[c-nsp] N3K: "VPC peer keep-alive receive has failed"

Thu Dec 27 05:57:06 EST 2018

Hi,

I have a strange problem with Nexus N3K and QinQ tunnel.

I've configured 2 Nexus 3064 with VPC. It works well for monthes.

Recently I've added a port-channel in dot1q-tunnel mode (the 1st one in this
mode).
Since that I have this message:
"%$ VDC-1 %$ %VPC-2-PEER_KEEP_ALIVE_RECV_FAIL: In domain 1, VPC peer
keep-alive receive has failed" multiple times a day on the 2 switches.

Details:
  BIOS: version 4.1.0
  NXOS: version 7.0(3)I6(1)

  new interface & port-channel:

	interface Ethernet1/35
	  switchport mode dot1q-tunnel
	  switchport access vlan 72
	  spanning-tree port type edge
	  speed 10000
	  channel-group 1035

	interface port-channel1035
	  switchport mode dot1q-tunnel
	  switchport access vlan 72
	  speed 10000
	  vpc 1035

   A "sh vlan id 72" only report peer-link ports/portchannels and 
   eth1/35 / po1035.

   There's no other end for the moment for this tunnel.
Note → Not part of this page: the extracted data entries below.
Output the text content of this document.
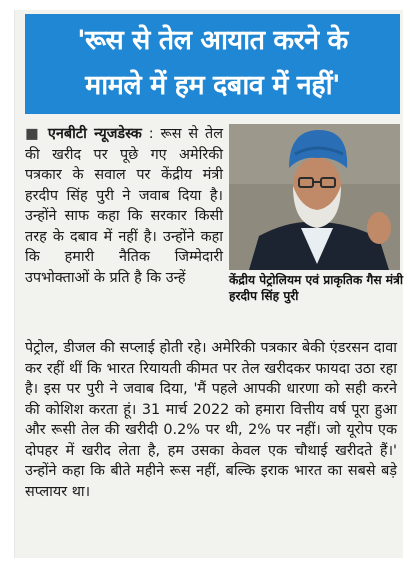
'रूस से तेल आयात करने के
मामले में हम दबाव में नहीं'
■ एनबीटी न्यूजडेस्क : रूस से तेल की खरीद पर पूछे गए अमेरिकी पत्रकार के सवाल पर केंद्रीय मंत्री हरदीप सिंह पुरी ने जवाब दिया है। उन्होंने साफ कहा कि सरकार किसी तरह के दबाव में नहीं है। उन्होंने कहा कि हमारी नैतिक जिम्मेदारी उपभोक्ताओं के प्रति है कि उन्हें	केंद्रीय पेट्रोलियम एवं प्राकृतिक गैस मंत्री हरदीप सिंह पुरी
पेट्रोल, डीजल की सप्लाई होती रहे। अमेरिकी पत्रकार बेकी एंडरसन दावा कर रहीं थीं कि भारत रियायती कीमत पर तेल खरीदकर फायदा उठा रहा है। इस पर पुरी ने जवाब दिया, 'मैं पहले आपकी धारणा को सही करने की कोशिश करता हूं। 31 मार्च 2022 को हमारा वित्तीय वर्ष पूरा हुआ और रूसी तेल की खरीदी 0.2% पर थी, 2% पर नहीं। जो यूरोप एक दोपहर में खरीद लेता है, हम उसका केवल एक चौथाई खरीदते हैं।' उन्होंने कहा कि बीते महीने रूस नहीं, बल्कि इराक भारत का सबसे बड़े सप्लायर था।
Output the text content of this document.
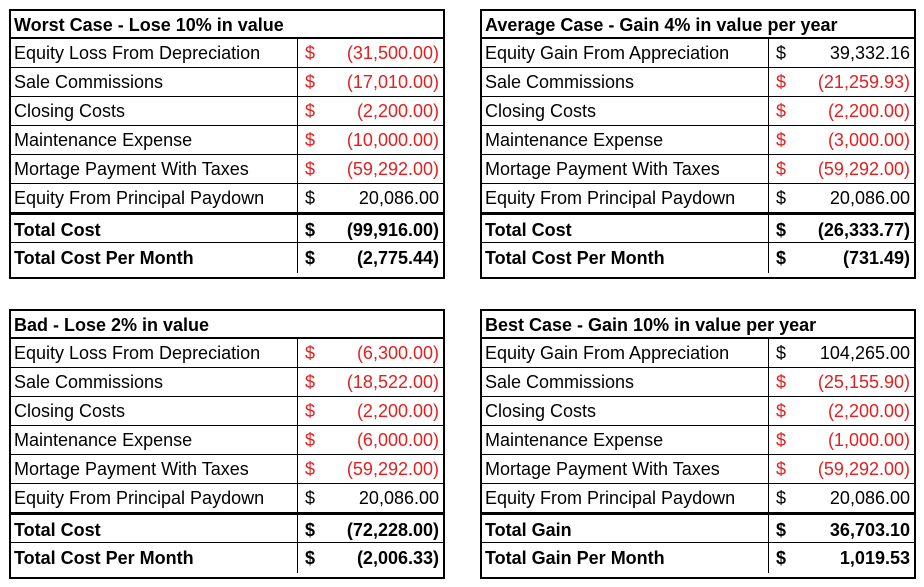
Worst Case - Lose 10% in value
Equity Loss From Depreciation	$ (31,500.00)
Sale Commissions	$ (17,010.00)
Closing Costs	$ (2,200.00)
Maintenance Expense	$ (10,000.00)
Mortage Payment With Taxes	$ (59,292.00)
Equity From Principal Paydown	$ 20,086.00
Total Cost	$ (99,916.00)
Total Cost Per Month	$ (2,775.44)
Average Case - Gain 4% in value per year
Equity Gain From Appreciation	$ 39,332.16
Sale Commissions	$ (21,259.93)
Closing Costs	$ (2,200.00)
Maintenance Expense	$ (3,000.00)
Mortage Payment With Taxes	$ (59,292.00)
Equity From Principal Paydown	$ 20,086.00
Total Cost	$ (26,333.77)
Total Cost Per Month	$	(731.49)
Bad - Lose 2% in value
Equity Loss From Depreciation	$ (6,300.00)
Sale Commissions	$ (18,522.00)
Closing Costs	$ (2,200.00)
Maintenance Expense	$ (6,000.00)
Mortage Payment With Taxes	$ (59,292.00)
Equity From Principal Paydown	$ 20,086.00
Total Cost	$ (72,228.00)
Total Cost Per Month	$ (2,006.33)
Best Case - Gain 10% in value per year
Equity Gain From Appreciation	$ 104,265.00
Sale Commissions	$ (25,155.90)
Closing Costs	$ (2,200.00)
Maintenance Expense	$ (1,000.00)
Mortage Payment With Taxes	$ (59,292.00)
Equity From Principal Paydown	$ 20,086.00
Total Gain	$ 36,703.10
Total Gain Per Month	$	1,019.53
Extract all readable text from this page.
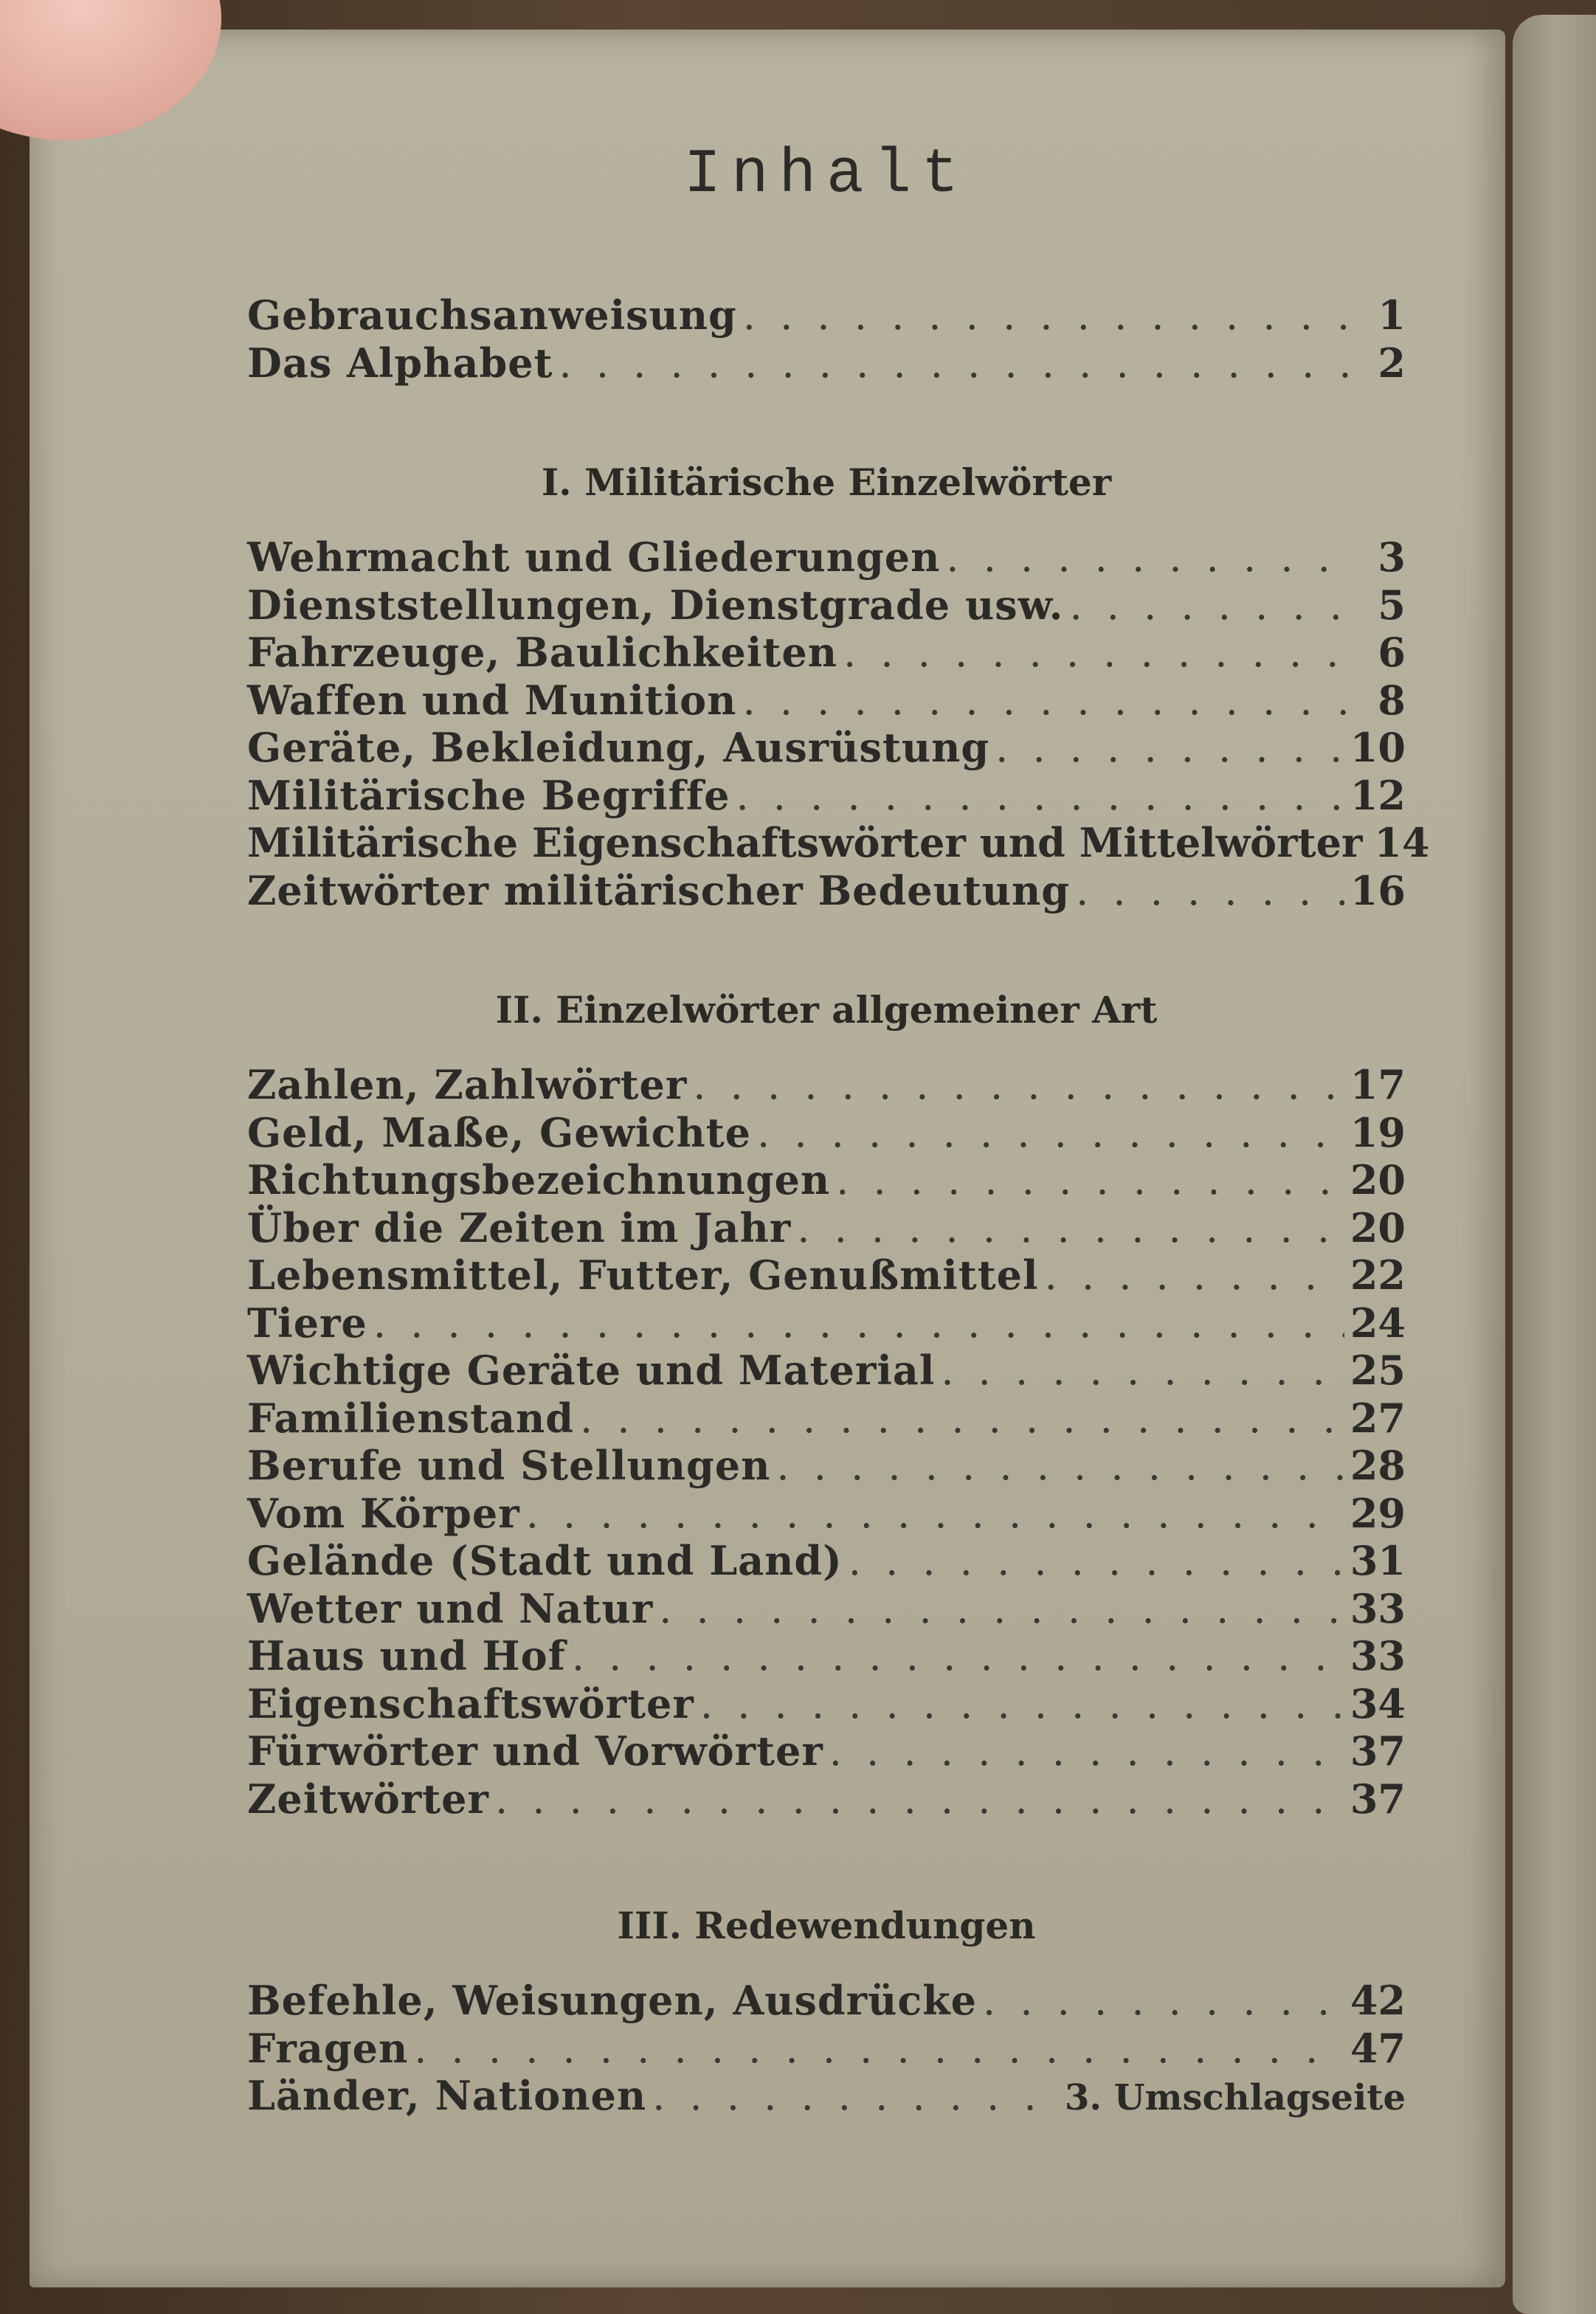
Inhalt
Gebrauchsanweisung . . .	1
Das Alphabet . . .	2
I. Militärische Einzelwörter
Wehrmacht und Gliederungen . . .	3
Dienststellungen, Dienstgrade usw. . . .	5
Fahrzeuge, Baulichkeiten . . .	6
Waffen und Munition . . .	8
Geräte, Bekleidung, Ausrüstung . . .	10
Militärische Begriffe . . .	12
Militärische Eigenschaftswörter und Mittelwörter 14
Zeitwörter militärischer Bedeutung . . .	16
II. Einzelwörter allgemeiner Art
Zahlen, Zahlwörter . . .	17
Geld, Maße, Gewichte . . .	19
Richtungsbezeichnungen . . .	20
Über die Zeiten im Jahr . . .	20
Lebensmittel, Futter, Genußmittel . . .	22
Tiere . . .	24
Wichtige Geräte und Material . . .	25
Familienstand . . .	27
Berufe und Stellungen . . .	28
Vom Körper . . .	29
Gelände (Stadt und Land) . . .	31
Wetter und Natur . . .	33
Haus und Hof . . .	33
Eigenschaftswörter . . .	34
Fürwörter und Vorwörter . . .	37
Zeitwörter . . .	37
III. Redewendungen
Befehle, Weisungen, Ausdrücke . . .	42
Fragen . . .	47
Länder, Nationen . . .	3. Umschlagseite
   Message appear on various time on each switch (i.e. not at the same time
   on both switches) and not the same number of time per day. For exemple
   today: 3 on a switch, 6 on the other one.

   Switches load seems the same than before this new port channel and there's
   no load pic around the message date/time (cacti 5mn measures)

   When I shut the port, messages no more appear. When I re-enable it they
   come back.

   I've tried changing keep alive parameters:
	--Keepalive interval            : 500 msec
	--Keepalive timeout             : 10 seconds
	--Keepalive hold timeout        : 6 seconds
   but same thing.

   Keepalive link is on a dedicated 2 ports port-channel, IPs are set
   directly on the portchannel, in a VRF.

   1st switch:
	vpc domain 1
	  role priority 1
	  peer-keepalive destination 10.0.6.3 source 10.0.6.2 vrf pkal \ 
	     interval 500 time out 10 hold-timeout 6
  	  peer-gateway
	  auto-recovery
	  ipv6 nd synchronize
	  ip arp synchronize

   2nd switch:
	vpc domain 1
	  role priority 2
	  peer-keepalive destination 10.0.6.2 source 10.0.6.3 vrf pkal \
	     interval 500 time out 10 hold-timeout 6
	  peer-gateway
	  auto-recovery
	  ipv6 nd synchronize
	  ip arp synchronize

   There's nothing in logs accept the "receive has failed" message.

   There's no error on keep-alive interfaces.

   On cacti, I just notice a little drop of outgoing traffic for keep-alive
   ports around message apparition so it seems it's not a receive problem but
   a transmit problem.

   If a configure 2 others N3K with same configuration (Back-to-Back
   configuration) for the other end of the tunnel and propagate vlan 72 toward
   them, I start having the same message on the other switches, even if the
   QinQ port on them is down. If I stop propagating vlan toward them,
   message stop on these 2 switches (but continue on the first 2 switches).

   Any idea ???

Manuel 

--
______________________________________________________________________
Manuel Guesdon - OXYMIUM